The Court previously held that its task is to apply Mississippi law, not to make it, and declined "Cleland's request for it to act effectively as the Mississippi Legislature or Mississippi Supreme Court and establish a new public policy exception to Mississippi's longstanding employment-at-will doctrine based on interference with political rights." (Mem. Op. & Order [23] at p. 14.) Cleland's Motion for Reconsideration [25] acknowledges that the Court cannot make Mississippi law. Nonetheless, Cleland requests that the Court find that Mississippi would recognize such a public policy exception "based upon the Erie -bound guess doctrine." (Pl.'s Mot. for Recon. [25] at pp. 8-9.)

Cleland finds the following statement from the Fifth Circuit pertinent with respect to his Erie guess argument: "We are emphatically not permitted to do merely what we think best; we must do that which we think the Mississippi Supreme Court would deem best." Jackson v. Johns-Manville Sales Corp., 781 F.2d 394, 397 (5th Cir. 1986) (citation omitted), abrogated in part by Salve Regina Coll. v. Russell, 499 U.S. 225, 111 S.Ct. 1217, 113 L.Ed.2d 190 (1991). That statement is instructive, but so are the following statements explaining a federal court's limited role in predicting state law:

In matters of [Mississippi] substantive law, our relationship to the [Mississippi] Supreme Court is all but identical to that of a [lower Mississippi] court. Indeed, if it differs at all as regards substantive innovation, it is weaker instead of stronger than that of such a court. Even in the rare case where a course of [Mississippi] decisions permits us to extrapolate or predict with assurance where that law would be had it been decided, we should perhapsbeing out of the mainstream of [Mississippi] jurisprudential developments-be more chary of doing so than should an inferior state tribunal.

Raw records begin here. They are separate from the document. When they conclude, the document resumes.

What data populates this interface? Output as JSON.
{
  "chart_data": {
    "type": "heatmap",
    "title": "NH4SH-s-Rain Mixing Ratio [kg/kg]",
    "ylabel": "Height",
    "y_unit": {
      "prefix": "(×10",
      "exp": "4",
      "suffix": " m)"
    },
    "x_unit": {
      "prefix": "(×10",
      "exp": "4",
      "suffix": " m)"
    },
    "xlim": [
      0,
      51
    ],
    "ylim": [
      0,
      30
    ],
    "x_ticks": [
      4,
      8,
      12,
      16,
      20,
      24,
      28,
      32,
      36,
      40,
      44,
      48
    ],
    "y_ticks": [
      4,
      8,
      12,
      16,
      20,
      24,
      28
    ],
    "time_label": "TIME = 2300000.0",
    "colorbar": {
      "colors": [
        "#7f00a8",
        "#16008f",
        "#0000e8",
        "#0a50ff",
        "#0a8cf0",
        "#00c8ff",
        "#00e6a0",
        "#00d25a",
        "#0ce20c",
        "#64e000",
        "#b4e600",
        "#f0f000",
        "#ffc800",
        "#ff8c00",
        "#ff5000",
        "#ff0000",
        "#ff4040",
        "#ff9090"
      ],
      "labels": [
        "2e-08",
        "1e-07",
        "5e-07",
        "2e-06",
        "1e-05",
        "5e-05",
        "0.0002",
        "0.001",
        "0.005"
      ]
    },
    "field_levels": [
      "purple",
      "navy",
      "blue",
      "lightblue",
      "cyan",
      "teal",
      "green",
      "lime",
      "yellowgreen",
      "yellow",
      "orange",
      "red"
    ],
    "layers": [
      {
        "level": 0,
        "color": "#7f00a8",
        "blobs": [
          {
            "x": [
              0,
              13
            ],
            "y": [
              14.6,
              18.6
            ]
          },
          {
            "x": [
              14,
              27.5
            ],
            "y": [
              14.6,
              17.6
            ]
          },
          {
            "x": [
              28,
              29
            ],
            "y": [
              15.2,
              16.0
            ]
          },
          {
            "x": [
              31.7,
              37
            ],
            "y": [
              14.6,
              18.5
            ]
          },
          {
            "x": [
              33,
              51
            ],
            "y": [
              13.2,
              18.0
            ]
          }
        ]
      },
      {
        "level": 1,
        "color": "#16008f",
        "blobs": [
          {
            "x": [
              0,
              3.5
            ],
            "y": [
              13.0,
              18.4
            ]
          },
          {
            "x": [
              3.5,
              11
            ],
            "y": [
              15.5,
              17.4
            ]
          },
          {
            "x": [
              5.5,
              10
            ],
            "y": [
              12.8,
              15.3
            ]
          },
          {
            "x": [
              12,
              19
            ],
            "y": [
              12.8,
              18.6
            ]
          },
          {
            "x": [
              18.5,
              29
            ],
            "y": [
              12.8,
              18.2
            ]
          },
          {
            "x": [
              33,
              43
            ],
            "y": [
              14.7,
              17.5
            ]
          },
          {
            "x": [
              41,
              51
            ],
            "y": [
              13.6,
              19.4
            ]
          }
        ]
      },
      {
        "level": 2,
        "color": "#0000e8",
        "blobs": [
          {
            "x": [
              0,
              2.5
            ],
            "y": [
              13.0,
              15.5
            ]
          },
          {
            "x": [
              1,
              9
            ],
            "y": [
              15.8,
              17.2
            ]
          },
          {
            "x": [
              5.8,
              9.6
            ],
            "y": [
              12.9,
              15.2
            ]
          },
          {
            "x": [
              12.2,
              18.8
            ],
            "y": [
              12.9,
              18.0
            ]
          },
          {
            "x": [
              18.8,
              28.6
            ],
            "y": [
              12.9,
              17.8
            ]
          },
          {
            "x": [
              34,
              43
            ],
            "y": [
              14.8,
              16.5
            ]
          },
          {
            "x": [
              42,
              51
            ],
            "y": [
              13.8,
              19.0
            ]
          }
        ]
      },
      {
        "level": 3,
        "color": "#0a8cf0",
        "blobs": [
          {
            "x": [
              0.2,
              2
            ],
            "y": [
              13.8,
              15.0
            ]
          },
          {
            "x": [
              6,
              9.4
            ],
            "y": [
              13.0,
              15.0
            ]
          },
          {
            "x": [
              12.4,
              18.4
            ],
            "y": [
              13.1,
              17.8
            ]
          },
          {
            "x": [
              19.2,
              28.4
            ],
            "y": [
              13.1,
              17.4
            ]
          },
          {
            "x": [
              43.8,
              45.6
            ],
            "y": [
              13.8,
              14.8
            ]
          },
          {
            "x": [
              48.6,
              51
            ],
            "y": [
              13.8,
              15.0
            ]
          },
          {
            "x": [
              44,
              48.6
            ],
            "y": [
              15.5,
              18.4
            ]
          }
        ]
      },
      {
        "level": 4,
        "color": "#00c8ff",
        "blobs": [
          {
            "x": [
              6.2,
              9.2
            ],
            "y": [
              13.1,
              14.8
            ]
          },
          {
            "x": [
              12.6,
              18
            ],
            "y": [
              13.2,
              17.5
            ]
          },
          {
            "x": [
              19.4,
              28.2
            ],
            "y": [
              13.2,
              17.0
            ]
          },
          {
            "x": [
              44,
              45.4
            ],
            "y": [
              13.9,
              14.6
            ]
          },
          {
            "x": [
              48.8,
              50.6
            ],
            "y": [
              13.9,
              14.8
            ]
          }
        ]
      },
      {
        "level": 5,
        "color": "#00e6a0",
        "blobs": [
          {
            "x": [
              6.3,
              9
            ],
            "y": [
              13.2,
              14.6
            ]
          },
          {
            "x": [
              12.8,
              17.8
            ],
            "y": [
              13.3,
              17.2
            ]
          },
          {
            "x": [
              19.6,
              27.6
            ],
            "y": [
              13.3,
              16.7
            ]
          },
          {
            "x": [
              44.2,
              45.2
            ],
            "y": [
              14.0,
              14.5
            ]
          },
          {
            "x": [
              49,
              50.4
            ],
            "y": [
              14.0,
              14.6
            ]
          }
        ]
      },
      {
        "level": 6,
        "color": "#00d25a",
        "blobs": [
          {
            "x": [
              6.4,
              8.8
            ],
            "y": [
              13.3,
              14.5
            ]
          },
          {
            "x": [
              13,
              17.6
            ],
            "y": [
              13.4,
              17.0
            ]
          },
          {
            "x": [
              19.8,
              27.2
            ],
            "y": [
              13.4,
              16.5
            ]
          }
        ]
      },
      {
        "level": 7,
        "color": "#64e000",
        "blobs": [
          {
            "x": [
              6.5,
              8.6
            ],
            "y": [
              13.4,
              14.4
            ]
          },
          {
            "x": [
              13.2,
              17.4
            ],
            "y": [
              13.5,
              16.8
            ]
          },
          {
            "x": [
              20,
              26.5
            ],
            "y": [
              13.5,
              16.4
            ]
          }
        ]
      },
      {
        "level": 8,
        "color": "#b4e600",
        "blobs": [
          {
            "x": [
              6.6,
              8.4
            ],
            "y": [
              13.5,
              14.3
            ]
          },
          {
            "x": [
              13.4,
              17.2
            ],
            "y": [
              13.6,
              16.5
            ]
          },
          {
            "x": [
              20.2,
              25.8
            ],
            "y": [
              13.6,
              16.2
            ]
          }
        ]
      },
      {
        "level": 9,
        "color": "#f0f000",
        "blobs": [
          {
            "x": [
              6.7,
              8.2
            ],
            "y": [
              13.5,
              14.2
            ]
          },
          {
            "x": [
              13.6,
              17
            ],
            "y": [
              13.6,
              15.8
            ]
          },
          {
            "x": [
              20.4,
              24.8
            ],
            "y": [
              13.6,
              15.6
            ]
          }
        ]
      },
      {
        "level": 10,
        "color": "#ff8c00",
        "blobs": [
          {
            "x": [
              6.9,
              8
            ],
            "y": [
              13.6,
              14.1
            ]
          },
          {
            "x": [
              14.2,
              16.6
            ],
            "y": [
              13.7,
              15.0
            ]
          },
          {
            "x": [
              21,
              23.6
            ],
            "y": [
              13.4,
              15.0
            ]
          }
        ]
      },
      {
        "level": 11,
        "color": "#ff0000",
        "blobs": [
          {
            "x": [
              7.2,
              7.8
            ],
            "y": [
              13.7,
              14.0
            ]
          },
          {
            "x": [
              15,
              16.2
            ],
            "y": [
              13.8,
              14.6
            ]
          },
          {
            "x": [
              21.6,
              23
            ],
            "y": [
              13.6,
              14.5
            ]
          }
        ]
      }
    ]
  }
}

Id.; see also Learmonth v. Sears, Roebuck & Co., 710 F.3d 249, 258 (5th Cir. 2013) ("In making an Erie -guess in the absence of explicit guidance from the state courts, we must attempt to predict state law, not to create or modify it.'") (quoting Coe v. Chesapeake Exploration, L.L.C., 695 F.3d 311, 316 (5th Cir. 2012)).

The Court's refusal to declare a public policy exception to Mississippi's longstanding employment-at-will doctrine based on interference with political rights is sound regardless of whether Cleland's request for the declaration is framed under the guise of an Erie guess or limited to his original arguments in opposition to dismissal. The authorities cited in the Court's Memorandum Opinion and Order [23] evince the unwillingness of state and federal courts to broaden the public policy exception announced by the Mississippi Supreme Court in McArn beyond its "narrow"[6] scope. See Wheeler v. BL Dev. Corp., 415 F.3d 399, 404 (5th Cir. 2005); Medina v. Mims Oil Co., No. Civ.A. 4:04cv236, 2005 WL 1629800, at *1 (N.D. Miss. July 11, 2005); Cook v. Wallot, No. 2011-CA-01056-COA, 2013 WL 1883533, at *6 (¶¶ 29-30) (Miss. Ct. App. May 7, 2013). The following opinions further undermine Cleland's request for an exception to the rule of employment-at-will heretofore unrecognized by the Mississippi Supreme Court: DeCarlo v. Bonus Stores, Inc., 989 So.2d 351, 358 (¶ 21) (Miss. 2008) ("We find nothing in McArn or its progeny which would extend the narrowly carved-out exceptions to our employment-at-will doctrine to create individual liability for the tort of retaliatory discharge if the individual defendant/co-employee's participation in the discharge was deemed to be in the course and scope of the individual defendant's employment."); Jones v. Fluor Daniel Servs. Corp., 959 So.2d 1044, 1047 (¶ 13) (Miss. 2007) (holding that alleged criminal activity having nothing to do with an employer's business failed "to fit into the very narrow exceptions to the employment-at-will doctrine"); HeartSouth, PLLC v. Boyd, 865 So.2d 1095, 1108-09 (¶¶ 39-40) (Miss. 2003) (rejecting HeartSouth's implied contract theory of recovery since it conflicted with the Court's prior holdings regarding employment at will).

Accordingly, Cleland's final basis for reconsideration of the Court's Memorandum Opinion and Order [23] is overruled.


Cleland has failed to show that he is entitled to the "extraordinary remedy" of reconsideration of the Court's judgment. Templet, 367 F.3d at 479.

IT IS THEREFORE ORDERED AND ADJUDGED that the Motion for Reconsideration [25] is denied.